Angesichts der Tatsache, dass es sich bei der Summer School um eine Premiere handelte, gestatten wir uns dennoch weitgehend zufrieden zu sein. Der LIBREAS.Verein konnte nicht zuletzt – um es informationswissenschaftlich zu formulieren – eine Menge Verfahrenswissen sammeln. Auch sprechen spontane Rückkopplungen dafür, dass die TeilnehmerInnen die Veranstaltung auch als persönlichen Gewinn empfanden, wenngleich die Quantität des Inputs mitunter als zu hoch bewertet wurde. Wobei wir wieder bei der bereits oben angestoßenen Frage der Relation sind.

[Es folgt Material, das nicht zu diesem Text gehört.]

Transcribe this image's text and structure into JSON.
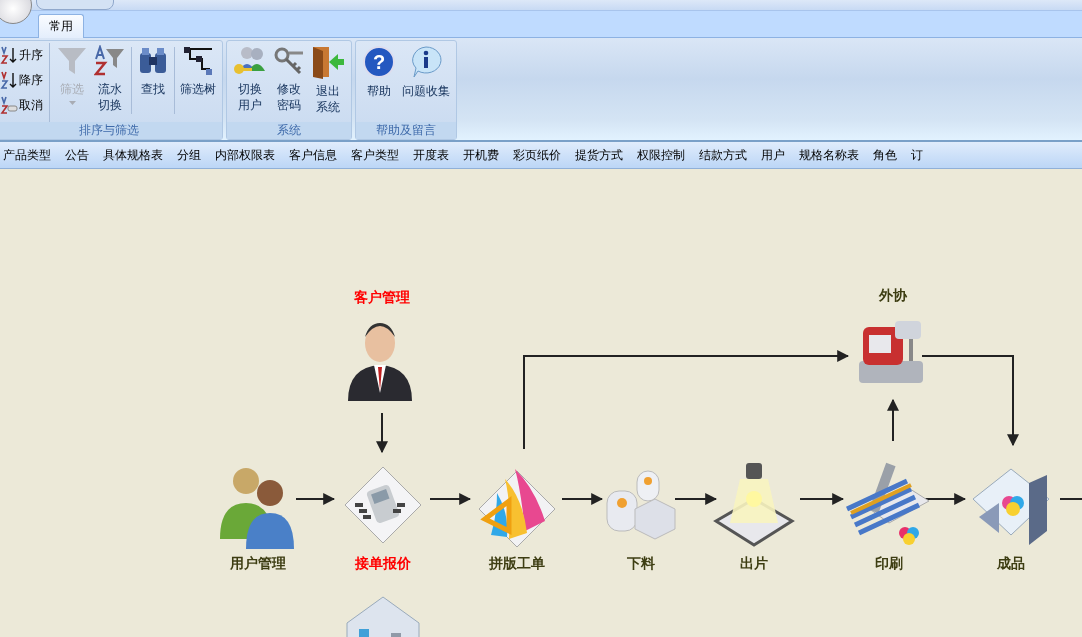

Der LIBREAS.Verein bedankt sich sehr herzlich bei Fachhochschule Potsdam und dem dortigen Fachbereich Informationswissenschaften sowie insbesondere Hans-Christoph Hobohm für die großartige Unterstützung und Gastfreundschaft bei der Durchführung der Unkonferenz, dem Institut für Bibliotheks- und Informationswissenschaft der Humboldt-Universität zu Berlin für die Räumlichkeiten für die Summer School, den Leuten hinter Citavi für das Catering sowie allen TeilnehmerInnen, die zugleich als Adressaten wie auch als Aktive dem LIBREAS.Verein dabei halfen und helfen, einen Beitrag zum Ausbau der Möglichkeiten bibliotheks- und informationswissenschaftlicher Kommunikation zu leisten.
Ein besonderer Dank gilt Christoph Szepanski und Matti Stöhr für die hervorragende Vor-Ort-Organisation beider Veranstaltungen!